M: I think it’s incredible if films can have that impact. I always flit between thinking films can change the world and then thinking they can’t influence anyone. But people are getting smarter about using film as a tool - An Inconvenient Truth definitely put environmental issues on the agenda in a way they hadn’t quite been before, for example – for people who had been ignoring the facts up until then.
The main problem is how do you avoid simply preaching to the converted? On my films Road to Guantanamo, Shock Doctrine and Moving to Mars, the key method of getting them out to a new audience was not in cinemas, where people shell out £10 and make a conscious decision to see a film, but on TV, where you can flick onto a channel by mistake and see something that changes the way you see the world. And now the internet and pop up screenings are achieving that in a new way. It’s so much easier to click on something that intrigues you, and two hours later you’ve had your eyes opened to something you might never have considered before.
E: I imagine you’ve spent a fair bit of time shooting on tour and backstage at gigs. What’s your top tour survival tip for our Oxfam roadie?

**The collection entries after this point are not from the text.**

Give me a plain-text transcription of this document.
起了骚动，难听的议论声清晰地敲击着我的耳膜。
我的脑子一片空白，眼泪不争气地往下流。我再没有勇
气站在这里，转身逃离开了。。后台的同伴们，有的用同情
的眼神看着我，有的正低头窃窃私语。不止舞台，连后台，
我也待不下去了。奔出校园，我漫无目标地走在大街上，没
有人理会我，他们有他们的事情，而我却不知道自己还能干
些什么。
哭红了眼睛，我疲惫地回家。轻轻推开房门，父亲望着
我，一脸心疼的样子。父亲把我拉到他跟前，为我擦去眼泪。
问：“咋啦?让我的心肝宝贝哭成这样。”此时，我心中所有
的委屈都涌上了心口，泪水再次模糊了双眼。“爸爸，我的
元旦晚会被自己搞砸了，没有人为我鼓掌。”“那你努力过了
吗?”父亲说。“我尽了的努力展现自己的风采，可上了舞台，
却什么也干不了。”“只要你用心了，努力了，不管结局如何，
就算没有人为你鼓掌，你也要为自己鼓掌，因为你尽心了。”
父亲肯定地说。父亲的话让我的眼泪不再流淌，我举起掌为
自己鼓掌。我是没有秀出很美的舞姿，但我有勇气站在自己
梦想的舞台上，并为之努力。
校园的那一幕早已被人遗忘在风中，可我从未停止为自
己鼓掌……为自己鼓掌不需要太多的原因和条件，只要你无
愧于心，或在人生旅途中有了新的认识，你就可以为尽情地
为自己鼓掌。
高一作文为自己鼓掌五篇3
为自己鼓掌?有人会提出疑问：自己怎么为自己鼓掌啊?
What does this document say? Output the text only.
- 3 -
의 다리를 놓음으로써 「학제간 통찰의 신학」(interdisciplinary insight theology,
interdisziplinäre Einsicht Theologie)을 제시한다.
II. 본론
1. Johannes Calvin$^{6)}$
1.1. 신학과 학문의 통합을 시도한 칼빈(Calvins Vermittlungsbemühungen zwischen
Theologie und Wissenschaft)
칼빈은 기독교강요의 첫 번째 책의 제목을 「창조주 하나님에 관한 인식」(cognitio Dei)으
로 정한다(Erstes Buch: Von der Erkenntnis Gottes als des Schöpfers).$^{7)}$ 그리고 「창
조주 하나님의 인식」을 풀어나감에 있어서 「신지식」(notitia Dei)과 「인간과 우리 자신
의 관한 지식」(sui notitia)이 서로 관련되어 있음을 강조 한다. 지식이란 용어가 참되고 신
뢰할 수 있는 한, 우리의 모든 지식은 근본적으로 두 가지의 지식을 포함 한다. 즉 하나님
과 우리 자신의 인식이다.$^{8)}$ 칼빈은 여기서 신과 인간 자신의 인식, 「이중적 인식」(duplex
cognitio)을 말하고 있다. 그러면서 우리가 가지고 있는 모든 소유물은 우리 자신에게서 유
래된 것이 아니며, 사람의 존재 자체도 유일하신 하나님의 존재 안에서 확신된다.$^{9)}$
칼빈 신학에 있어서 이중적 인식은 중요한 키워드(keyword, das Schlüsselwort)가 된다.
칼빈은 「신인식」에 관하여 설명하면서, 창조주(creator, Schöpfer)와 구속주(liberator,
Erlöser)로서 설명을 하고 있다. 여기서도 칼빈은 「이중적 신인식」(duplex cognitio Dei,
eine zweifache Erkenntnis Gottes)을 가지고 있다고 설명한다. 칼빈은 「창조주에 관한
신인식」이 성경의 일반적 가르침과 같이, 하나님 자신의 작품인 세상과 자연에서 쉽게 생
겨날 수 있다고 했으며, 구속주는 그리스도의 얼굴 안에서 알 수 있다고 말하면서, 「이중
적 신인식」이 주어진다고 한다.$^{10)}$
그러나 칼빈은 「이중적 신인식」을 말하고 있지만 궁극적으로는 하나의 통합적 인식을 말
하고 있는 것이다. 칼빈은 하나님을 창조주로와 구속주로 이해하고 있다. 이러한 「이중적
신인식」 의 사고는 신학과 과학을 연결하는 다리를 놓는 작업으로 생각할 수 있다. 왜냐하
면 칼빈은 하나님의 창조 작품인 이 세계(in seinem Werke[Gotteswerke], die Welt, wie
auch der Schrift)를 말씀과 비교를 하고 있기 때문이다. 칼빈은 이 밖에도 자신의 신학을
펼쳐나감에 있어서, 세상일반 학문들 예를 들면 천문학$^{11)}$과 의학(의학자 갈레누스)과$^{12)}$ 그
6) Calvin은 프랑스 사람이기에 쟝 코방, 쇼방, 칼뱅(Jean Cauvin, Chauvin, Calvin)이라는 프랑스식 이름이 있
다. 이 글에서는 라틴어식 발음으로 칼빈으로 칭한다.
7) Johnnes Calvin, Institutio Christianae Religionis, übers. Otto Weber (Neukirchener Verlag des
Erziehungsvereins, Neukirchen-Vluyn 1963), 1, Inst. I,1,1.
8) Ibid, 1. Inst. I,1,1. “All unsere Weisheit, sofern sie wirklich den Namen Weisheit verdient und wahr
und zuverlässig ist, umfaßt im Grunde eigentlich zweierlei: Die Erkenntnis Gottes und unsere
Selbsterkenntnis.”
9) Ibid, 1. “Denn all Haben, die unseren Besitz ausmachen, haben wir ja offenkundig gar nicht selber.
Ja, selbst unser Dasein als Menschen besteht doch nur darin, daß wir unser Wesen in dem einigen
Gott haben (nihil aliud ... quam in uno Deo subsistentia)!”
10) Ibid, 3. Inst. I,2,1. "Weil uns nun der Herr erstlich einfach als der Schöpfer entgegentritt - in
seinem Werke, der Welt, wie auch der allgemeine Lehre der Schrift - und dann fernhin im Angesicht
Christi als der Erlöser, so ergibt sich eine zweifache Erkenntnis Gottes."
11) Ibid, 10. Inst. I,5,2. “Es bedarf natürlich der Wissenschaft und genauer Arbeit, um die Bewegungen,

M: Ear plugs, definitely! I’ve never invested in a pair, and I’ve risked tinnitus many times in search of a good angle on stage, lying right up against a speaker playing to 60,000 – not a good idea! The roar of the crowd at Wembley left my ears ringing for 2 days. I couldn’t sleep!
E: Which films have inspired you the most on social justice issues?
M: The first film I ever saw that really inspired me in that sense was The Battle of Chile, about the Pinochet coup in ’73 – I watched it when I was quite young, and it really resonated with me. My parents were Argentine refugees who’d been imprisoned during the Dirty War. It wasn’t until years later that it really came together for me, when I was working with Michael Winterbottom on an adaptation of Naomi Klein’s The Shock Doctrine, and we watched it again – and I realised how formative the film had been in shaping my view of the world, showing me how fragile democracy can be, and how imperialism wasn’t a thing of the past, but a living, breathing phenomenon still present in the world. The Fog of War was revealing in a similar way.
I saw Shoah when I was young too – and that had a huge impact on me. Also Iraq in Fragments, When I Came Home, Gaza Strip and When the Levees Broke. I’m not sure if the filmmakers would particularly label them campaigning films, but they could certainly have been used in that way.
E: What’s the most memorable live Coldplay gig you’ve been to?
M: Each one is unique – I feel the same way when people ask me to name my favourite film – I can’t choose one or I’ll be betraying all the others! But their first gig at the Laurel Tree in Camden was pretty incredible. I feel very lucky to have experienced that. And a little more recently, the Paralympics closing ceremony was very moving…
E: Why did you become a supporter of Oxfam? Was it Coldplay’s influence…?
M: My mum was a supporter of Oxfam since she settled in Oxford with my dad in the ’70s. She was a good friend of one of the founding members Clarinda Peto, and we’d often go collecting round our area. She and my dad would always remind me and my brother Tom how lucky we were to have been born in England at the end of the 20th century. Not what you want to hear when you’re a mardy teen, but it obviously sunk in eventually!
E: And finally, we like to make our GROW volunteers dress up as vegetables on the tour. We’re cruel like that. But all in the name of GROW! If you had to dress up as a particular food, what would it be and why?
M: An aubergine probably. I remember a friend had to dress up as one for a student fashion show. I reckon I could definitely pull it off in style.
Thanks for chatting to me, Mat. Can’t wait to see Spike Island at the London Film Festival this autumn. Oh, and happy birthday!